Les évocations du temps d’avant la pénétration coloniale émaillent ce « récit ». Mais elles sont rarement directes, rarement soulevées ou posées en termes de nostalgie pure, sans rapport aux crises, interrogations et contraintes du présent colonial et de la projection dans le futur, que l’on veut autre que le présent, et qui est en partie le sujet du livre. On note aussi que dans la polyphonie des dialogues, où l’on chercherait en vain une signification claire et unique, l’évocation du passé se fait à tous les niveaux : individuel, local, continental, international, universel. Ainsi le passé est-il recomposé depuis diverses positions et selon des positionnements discursifs divers, témoignage de l’effort de l’auteur de se « déprendre de soi-même ». Il va sans dire qu’il n’y réussit que partiellement (fort heureusement pour sa santé mentale !). Partant, sa philosophie retient les marques du discours du pouvoir de l’élite locale dans lequel elle s’inscrit aussi, pour une part.
Mais l’aventure ambiguë décrite n’est pas celle d’un seul individu ou d’une seule « communauté », mais celle de diverses « communautés » et de divers individus, en partie fictifs, en partie symboliques, allégoriques ou utopiques. Cependant, la portée universelle évidente du livre n’empêche en rien son inscription implicite dans la perspective des inquiétudes d’une élite locale, démographiquement minoritaire [11], ayant perdu le pouvoir temporel, attaché à une religion, venue d’ailleurs et assimilée, et qui sert aussi à « guider » et à légitimer le pouvoir temporel.
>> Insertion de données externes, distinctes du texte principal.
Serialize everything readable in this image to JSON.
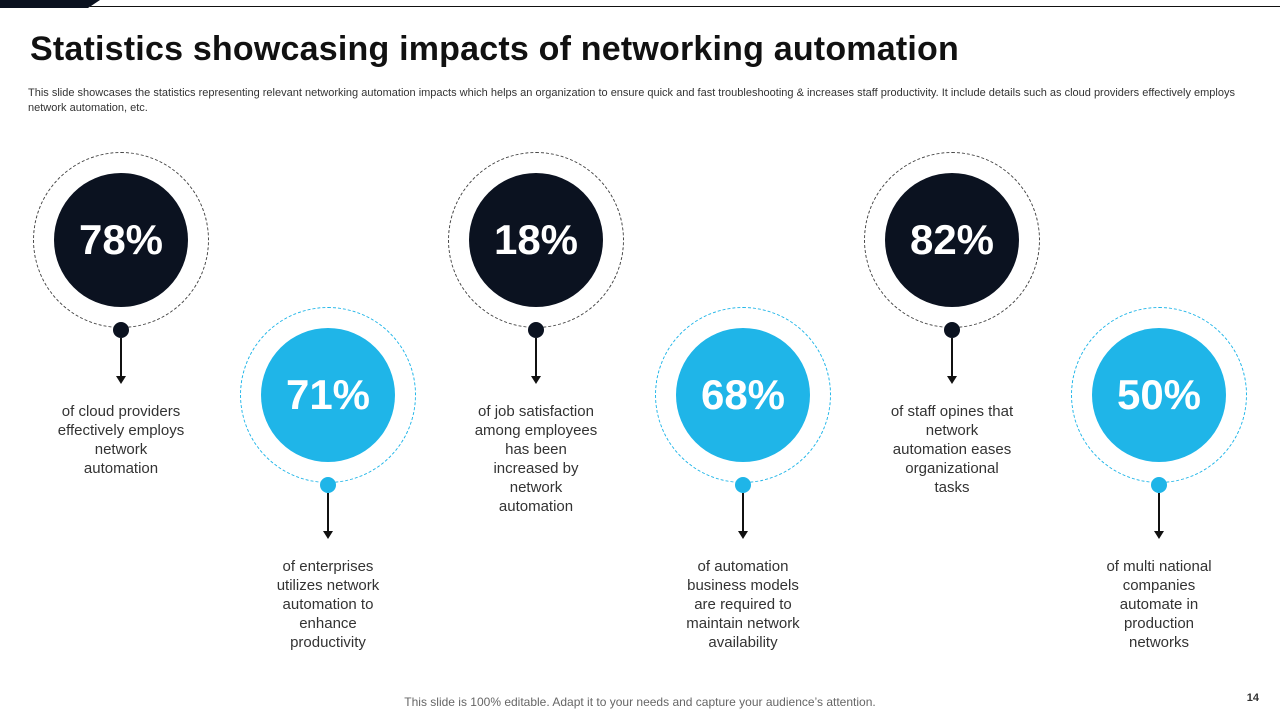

La pratique religieuse était pour tous, mais pour l’élite surtout, base culturelle, fondement d’érudition, source d’identification à un ordre du monde sublime ou sublimé. La religion fournissait, en plus, une étiologie justifiant la place de l’élite au sommet. Mais elle surveillait aussi, suggère-t-on, le « bon usage » du pouvoir, en soumettant le pouvoir des chefs à celui de Dieu. Ce pouvoir divin était interprété par les « maîtres » de la religion, dont les plus « grands » étaient eux aussi issus de la noblesse. La sagesse et le pouvoir étaient du même bord, tandis que le pouvoir, faut-il croire, se voulait refus du pouvoir, « justification de par Dieu ». Mais n’anticipons pas. Essayons plutôt de relever et de commenter quelques exemples de ces évocations, en général discrètes ou indirectes, du temps d’avant, en prenant en compte leur contexte afin de comprendre ce qu’elles pourraient signifier.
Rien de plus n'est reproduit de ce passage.